Medienvielfalt mit erwähntem Journalismus ist daher ohnehin schon gefährdet.
– Kennzeichnend für die „Wiener Zeitung“ ist ein solcher Journalismus. Es ist daher
wichtig, dass sie als Tageszeitung weiterbesteht.
– Es ist Aufgabe des Staates, Rahmenbedingungen für Medienvielfalt und kritischen
Journalismus sicherzustellen.
– Wenn die Bundesregierung kein Interesse mehr daran hat, die „Wiener Zeitung“, die
zu 100 Prozent im Besitz der Republik steht, zu erhalten, sollte sie Optionen für eine
Übertragung an private Initiativen oder InvestorInnen ermöglichen, die das tun und
in Verbindung mit adäquaten Förderungen einen Weitbestand sicherstellen könnten.
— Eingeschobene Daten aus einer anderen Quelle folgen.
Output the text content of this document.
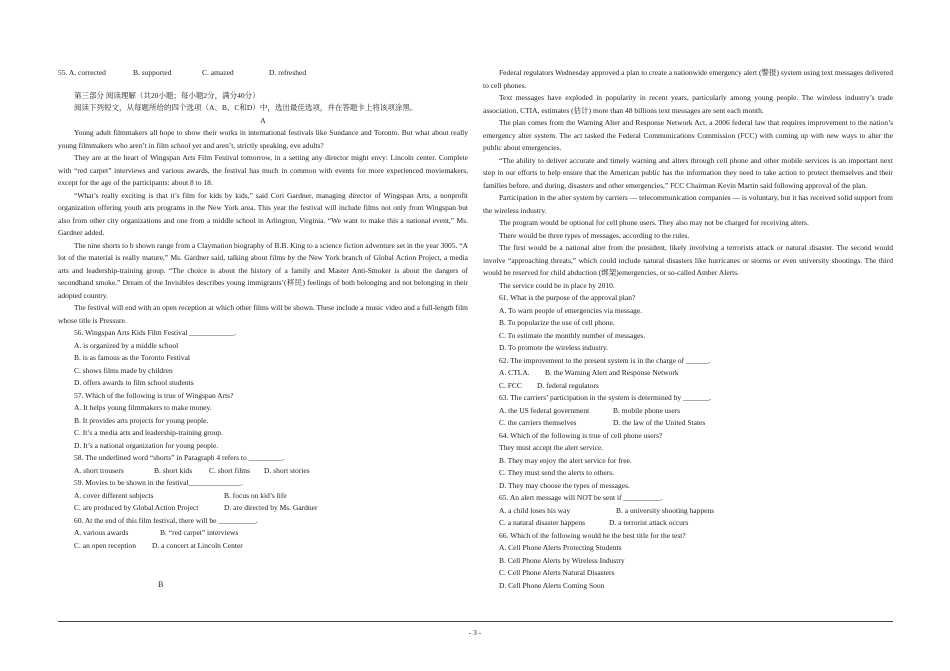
55. A. corrected	B. supported	C. amazed	D. refreshed
第三部分 阅读理解（共20小题；每小题2分，满分40分）
阅读下列短文，从每题所给的四个选项（A、B、C和D）中，选出最佳选项，并在答题卡上将该项涂黑。
A
Young adult filmmakers all hope to show their works in international festivals like Sundance and Toronto. But what about really young filmmakers who aren’t in film school yet and aren’t, strictly speaking, eve adults?
They are at the heart of Wingspan Arts Film Festival tomorrow, in a setting any director might envy: Lincoln center. Complete with “red carpet” interviews and various awards, the festival has much in common with events for more experienced moviemakers, except for the age of the participants: about 8 to 18.
“What’s really exciting is that it’s film for kids by kids,” said Cori Gardner, managing director of Wingspan Arts, a nonprofit organization offering youth arts programs in the New York area. This year the festival will include films not only from Wingspan but also from other city organizations and one from a middle school in Arlington, Virginia. “We want to make this a national event,” Ms. Gardner added.
The nine shorts to b shown range from a Claymation biography of B.B. King to a science fiction adventure set in the year 3005. “A lot of the material is really mature,” Ms. Gardner said, talking about films by the New York branch of Global Action Project, a media arts and leadership-training group. “The choice is about the history of a family and Master Anti-Smoker is about the dangers of secondhand smoke.” Dream of the Invisibles describes young immigrants’(移民) feelings of both belonging and not belonging in their adopted country.
The festival will end with an open reception at which other films will be shown. These include a music video and a full-length film whose title is Pressure.
56. Wingspan Arts Kids Film Festival ____________.
A. is organized by a middle school
B. is as famous as the Toronto Festival
C. shows films made by children
D. offers awards to film school students
57. Which of the following is true of Wingspan Arts?
A. It helps young filmmakers to make money.
B. It provides arts projects for young people.
C. It’s a media arts and leadership-training group.
D. It’s a national organization for young people.
58. The underlined word “shorts” in Paragraph 4 refers to _________.
A. short trousers	B. short kids C. short films D. short stories
59. Movies to be shown in the festival______________.
A. cover different subjects	B. focus on kid’s life
C. are produced by Global Action Project	D. are directed by Ms. Gardner
60. At the end of this film festival, there will be __________.
A. various awards	B. “red carpet” interviews
C. an open reception D. a concert at Lincoln Center
B
Federal regulators Wednesday approved a plan to create a nationwide emergency alert (警报) system using text messages delivered to cell phones.
Text messages have exploded in popularity in recent years, particularly among young people. The wireless industry’s trade association, CTIA, estimates (估计) more than 48 billions text messages are sent each month.
The plan comes from the Warning Alter and Response Network Act, a 2006 federal law that requires improvement to the nation’s emergency alter system. The act tasked the Federal Communications Commission (FCC) with coming up with new ways to alter the public about emergencies.
“The ability to deliver accurate and timely warning and alters through cell phone and other mobile services is an important next step in our efforts to help ensure that the American public has the information they need to take action to protect themselves and their families before, and during, disasters and other emergencies,” FCC Chairman Kevin Martin said following approval of the plan.
Participation in the alter system by carriers — telecommunication companies — is voluntary, but it has received solid support from the wireless industry.
The program would be optional for cell phone users. They also may not be charged for receiving alters.
There would be three types of messages, according to the rules.
The first would be a national alter from the president, likely involving a terrorists attack or natural disaster. The second would involve “approaching threats,” which could include natural disasters like hurricanes or storms or even university shootings. The third would be reserved for child abduction (绑架)emergencies, or so-called Amber Alerts.
The service could be in place by 2010.
61. What is the purpose of the approval plan?
A. To warn people of emergencies via message.
B. To popularize the use of cell phone.
C. To estimate the monthly number of messages.
D. To promote the wireless industry.
62. The improvement to the present system is in the charge of ______.
A. CTLA. B. the Warning Alert and Response Network
C. FCC D. federal regulators
63. The carriers’ participation in the system is determined by _______.
A. the US federal government	B. mobile phone users
C. the carriers themselves	D. the law of the United States
64. Which of the following is true of cell phone users?
They must accept the alert service.
B. They may enjoy the alert service for free.
C. They must send the alerts to others.
D. They may choose the types of messages.
65. An alert message will NOT be sent if __________.
A. a child loses his way	B. a university shooting happens
C. a natural disaster happens	D. a terrorist attack occurs
66. Which of the following would be the best title for the test?
A. Cell Phone Alerts Protecting Students
B. Cell Phone Alerts by Wireless Industry
C. Cell Phone Alerts Natural Disasters
D. Cell Phone Alerts Coming Soon
- 3 -
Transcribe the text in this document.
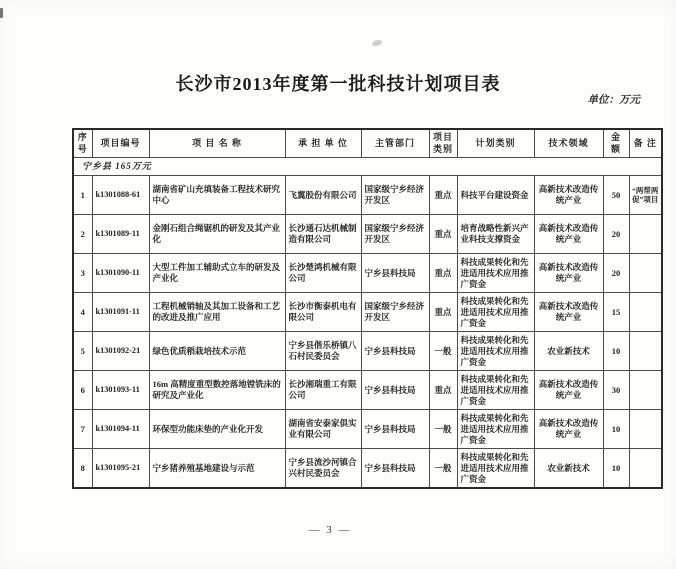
长沙市2013年度第一批科技计划项目表
单位：万元
序号	项目编号	项 目 名 称	承 担 单 位	主管部门	项目类别	计划类别	技术领域	金额	备 注
宁乡县 165万元									
1	k1301088-61	湖南省矿山充填装备工程技术研究中心	飞翼股份有限公司	国家级宁乡经济开发区	重点	科技平台建设资金	高新技术改造传统产业	50	“两帮两促”项目
2	k1301089-11	金刚石组合绳锯机的研发及其产业化	长沙通石达机械制造有限公司	国家级宁乡经济开发区	重点	培育战略性新兴产业科技支撑资金	高新技术改造传统产业	20	
3	k1301090-11	大型工件加工辅助式立车的研发及产业化	长沙楚鸿机械有限公司	宁乡县科技局	重点	科技成果转化和先进适用技术应用推广资金	高新技术改造传统产业	20	
4	k1301091-11	工程机械销轴及其加工设备和工艺的改进及推广应用	长沙市衡泰机电有限公司	国家级宁乡经济开发区	重点	科技成果转化和先进适用技术应用推广资金	高新技术改造传统产业	15	
5	k1301092-21	绿色优质稻栽培技术示范	宁乡县偕乐桥镇八石村民委员会	宁乡县科技局	一般	科技成果转化和先进适用技术应用推广资金	农业新技术	10	
6	k1301093-11	16m 高精度重型数控落地镗铣床的研究及产业化	长沙湘瑞重工有限公司	宁乡县科技局	重点	科技成果转化和先进适用技术应用推广资金	高新技术改造传统产业	30	
7	k1301094-11	环保型功能床垫的产业化开发	湖南省安泰家俱实业有限公司	宁乡县科技局	一般	科技成果转化和先进适用技术应用推广资金	高新技术改造传统产业	10	
8	k1301095-21	宁乡猪养殖基地建设与示范	宁乡县流沙河镇合兴村民委员会	宁乡县科技局	一般	科技成果转化和先进适用技术应用推广资金	农业新技术	10	
— 3 —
§ 4. sieht vor, dass die Wiener Zeitung GmbH einen Media Hub Austria einzurichten hat. Er
soll Aus- und Weiterbildung von Journalistinnen und Journalisten betreiben. Die
Vereinigung lehnt dies unter den vorgesehenen Umständen entschieden ab.
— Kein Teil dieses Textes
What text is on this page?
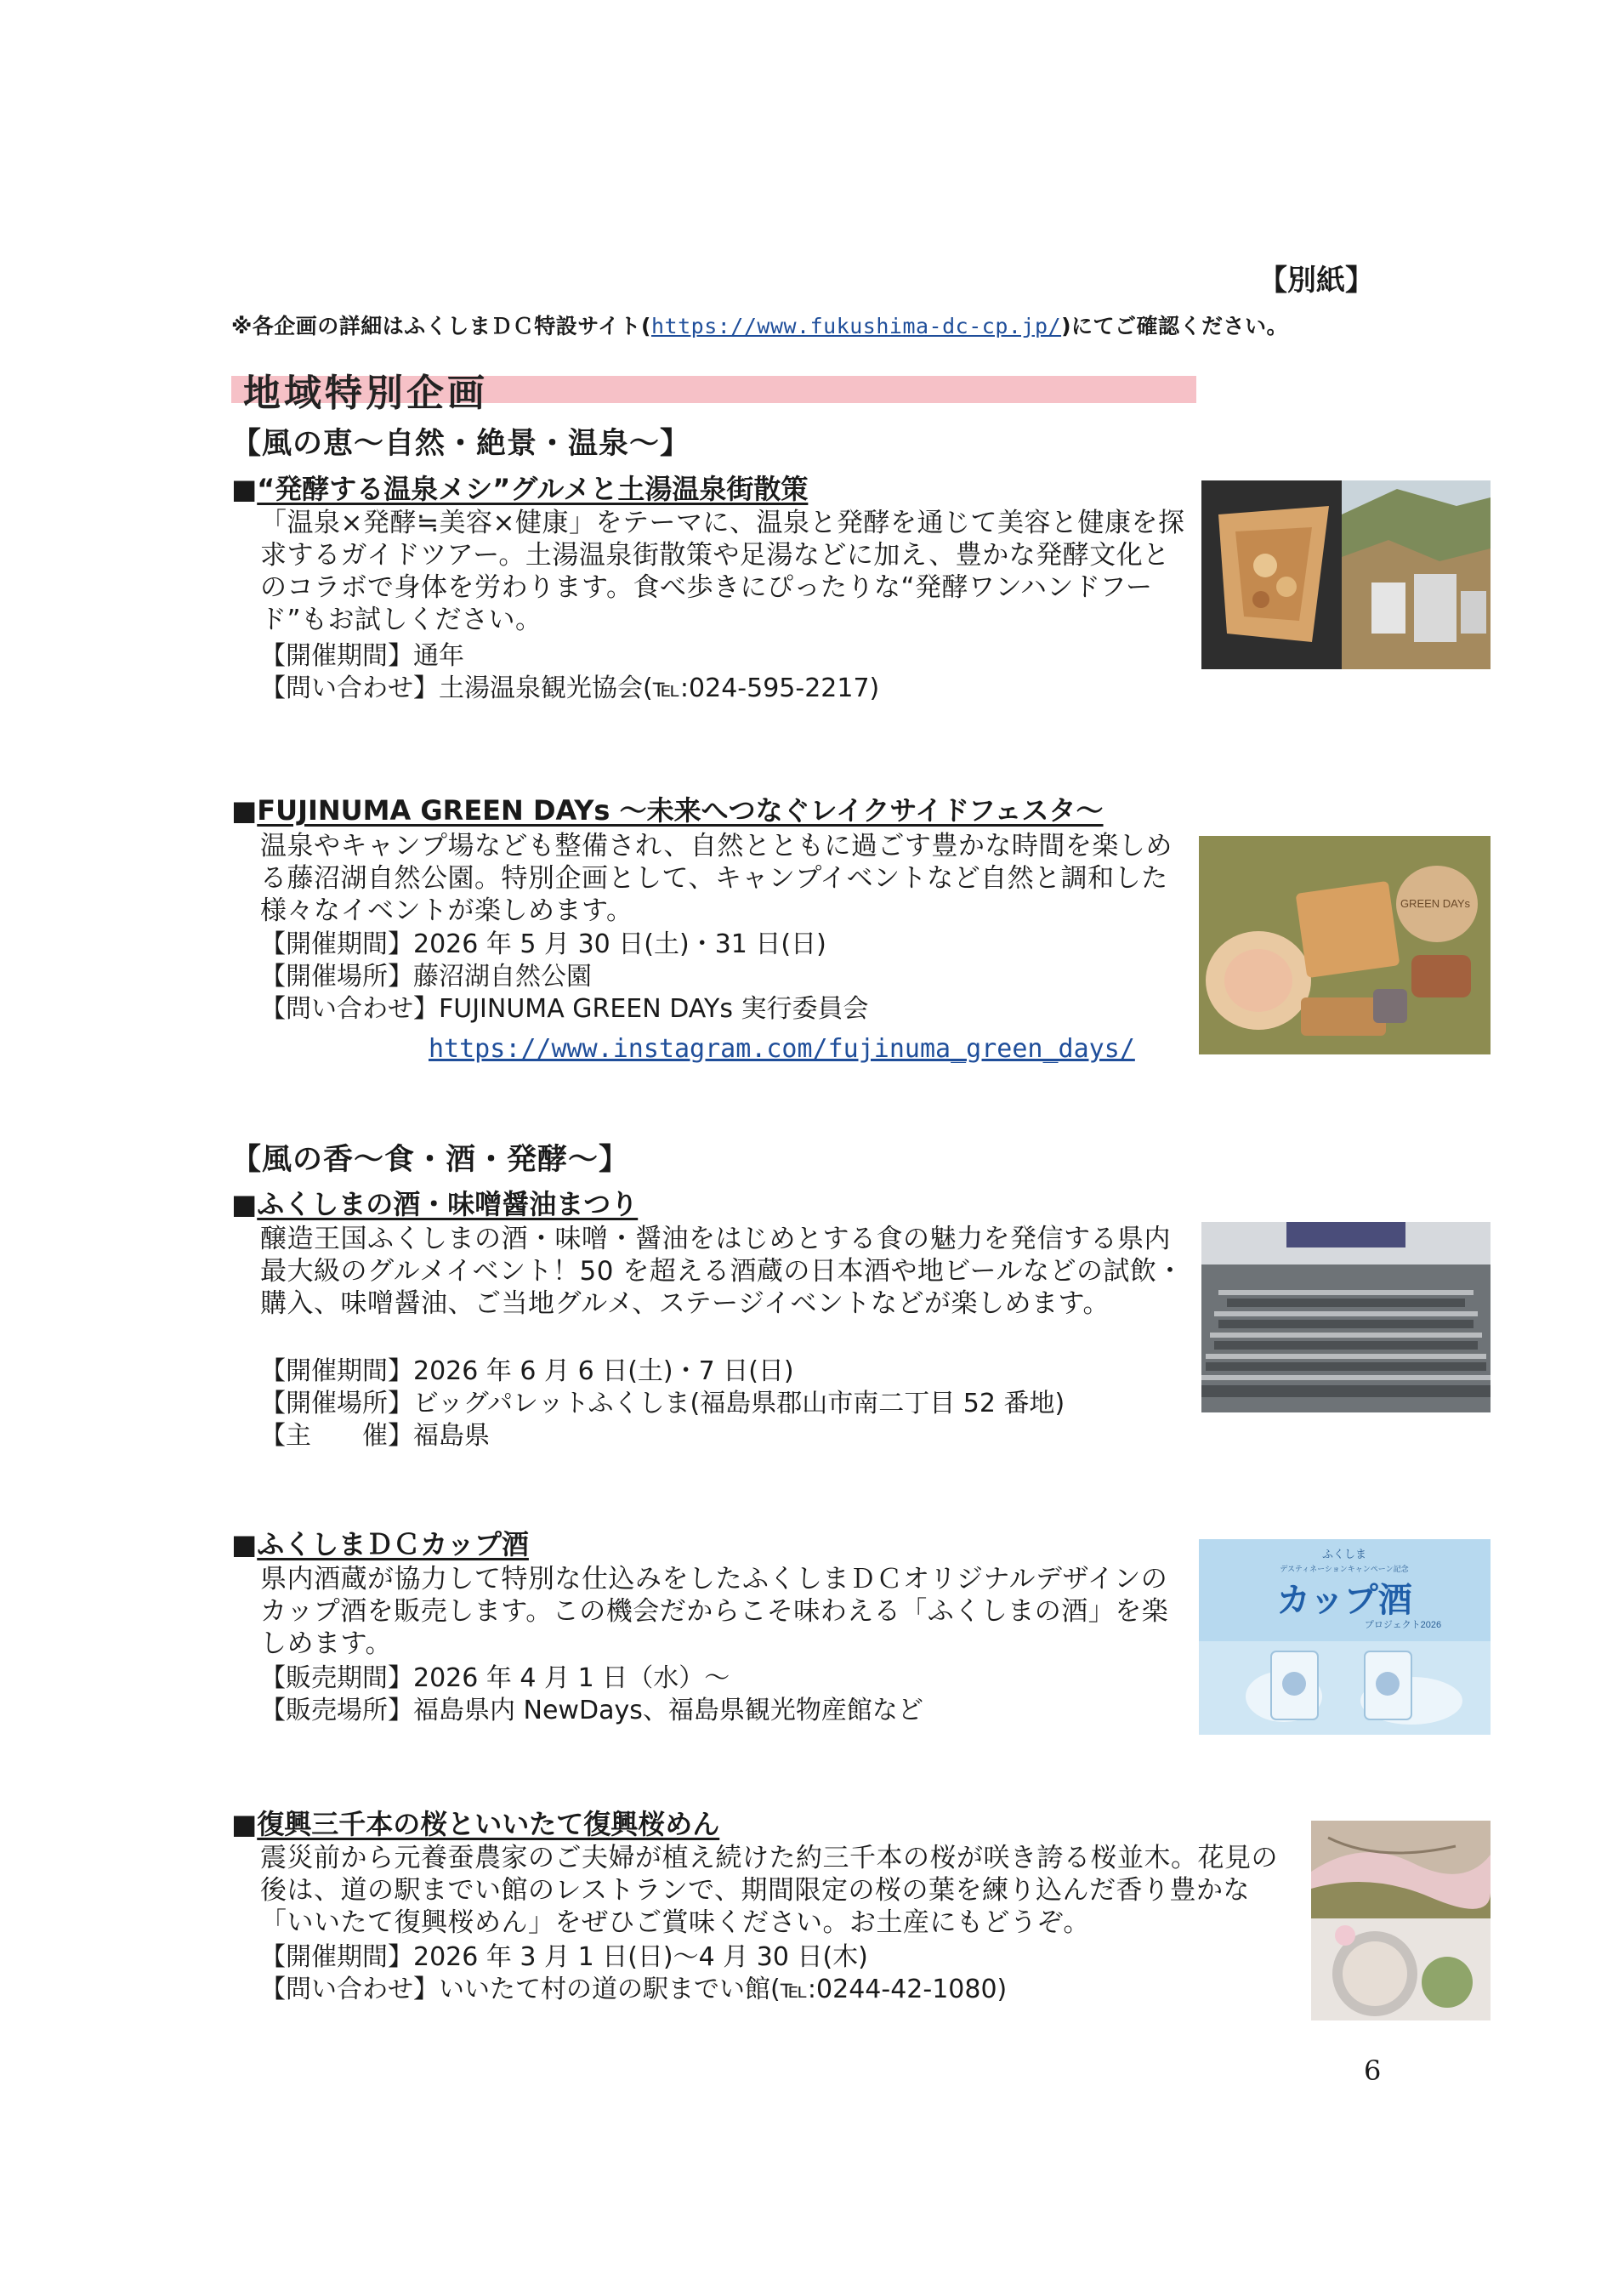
【別紙】
※各企画の詳細はふくしまＤＣ特設サイト(https://www.fukushima-dc-cp.jp/)にてご確認ください。
地域特別企画
【風の恵～自然・絶景・温泉～】
■“発酵する温泉メシ”グルメと土湯温泉街散策
「温泉×発酵≒美容×健康」をテーマに、温泉と発酵を通じて美容と健康を探求するガイドツアー。土湯温泉街散策や足湯などに加え、豊かな発酵文化とのコラボで身体を労わります。食べ歩きにぴったりな“発酵ワンハンドフード”もお試しください。
【開催期間】通年
【問い合わせ】土湯温泉観光協会(℡:024-595-2217)
■FUJINUMA GREEN DAYs ～未来へつなぐレイクサイドフェスタ～
温泉やキャンプ場なども整備され、自然とともに過ごす豊かな時間を楽しめる藤沼湖自然公園。特別企画として、キャンプイベントなど自然と調和した様々なイベントが楽しめます。
【開催期間】2026 年 5 月 30 日(土)・31 日(日)
【開催場所】藤沼湖自然公園
【問い合わせ】FUJINUMA GREEN DAYs 実行委員会
https://www.instagram.com/fujinuma_green_days/
GREEN DAYs
【風の香～食・酒・発酵～】
■ふくしまの酒・味噌醤油まつり
醸造王国ふくしまの酒・味噌・醤油をはじめとする食の魅力を発信する県内最大級のグルメイベント！50 を超える酒蔵の日本酒や地ビールなどの試飲・購入、味噌醤油、ご当地グルメ、ステージイベントなどが楽しめます。
【開催期間】2026 年 6 月 6 日(土)・7 日(日)
【開催場所】ビッグパレットふくしま(福島県郡山市南二丁目 52 番地)
【主　　催】福島県
■ふくしまＤＣカップ酒
県内酒蔵が協力して特別な仕込みをしたふくしまＤＣオリジナルデザインのカップ酒を販売します。この機会だからこそ味わえる「ふくしまの酒」を楽しめます。
【販売期間】2026 年 4 月 1 日（水）～
【販売場所】福島県内 NewDays、福島県観光物産館など
ふくしま
デスティネーションキャンペーン記念
カップ酒
プロジェクト2026
■復興三千本の桜といいたて復興桜めん
震災前から元養蚕農家のご夫婦が植え続けた約三千本の桜が咲き誇る桜並木。花見の後は、道の駅までい館のレストランで、期間限定の桜の葉を練り込んだ香り豊かな「いいたて復興桜めん」をぜひご賞味ください。お土産にもどうぞ。
【開催期間】2026 年 3 月 1 日(日)～4 月 30 日(木)
【問い合わせ】いいたて村の道の駅までい館(℡:0244-42-1080)
6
– Die Wiener Zeitung GmbH „steht im Alleineigentum des Bundes. Die Anteilsrechte
des Bundes verwaltet der Bundeskanzler/die Bundeskanzlerin“ (§ 1. (1)). Das
bedeutet, dass eine Verstaatlichung von JournalistInnen-Ausbildung vorgesehen ist.
– Mit dieser Verstaatlichung würde zudem eine Gefährdung von unabhängig davon
stattfindender Ausbildung einhergehen, als mit sechs Millionen Euro jährlich eine
sehr großzügige Dotierung dafür geplant ist.
– Kritischer Journalismus, der schreibt, was ist, deckt sich nicht immer mit staatlichen,
geschweige denn politischen Interessen. Es kann sogar notwendig sein, ihnen
entgegenzutreten. Das ist auch Ausdruck demokratischer Kultur. Umgekehrt
verbietet es diese Kultur, JournalistInnen-Ausbildung wie vorgesehen de facto dem
Bundeskanzler/der Bundeskanzlerin zuzuordnen.
– Hinzu kommt, dass unter dem Dach der Wiener Zeitung GmbH eine Content-Agentur
Austria vorgesehen ist, die laut § 8. (1) sogenannte „Content- und Agenturleistungen“
für „den Bund und Unternehmen des Bundes“ erbringen soll. Diese Aufgabe steht in
einem glatten Widersprich zu kritischem Journalismus, dessen Ziel die Ausbildung
sein sollte.
Durch die Verzahnung der „Wiener Zeitung“ als Online-Medium mit sporadisch
erscheinenden Printausgaben und der JournalistInnen-Ausbildung einerseits sowie einer
Content-Agentur für den Staat andererseits wird generell ein besorgniserregender Zugang
zu Journalismus zum Ausdruck gebracht. Diese Aufgaben und Tätigkeiten gehören
getrennt. Schon allein, um den Anschein zu vermeiden, eine Art höfischen Journalismus
heranzüchten zu wollen, gehört die Ausbildung in größtmöglicher Unabhängigkeit
(Distanz) zum Bundeskanzler/zur Bundeskanzlerin (oder anderen VertreterInnen der
Bundesregierung) organisiert.
Der Fortbestand der Wiener Zeitung als Tageszeitung gehört ermöglicht.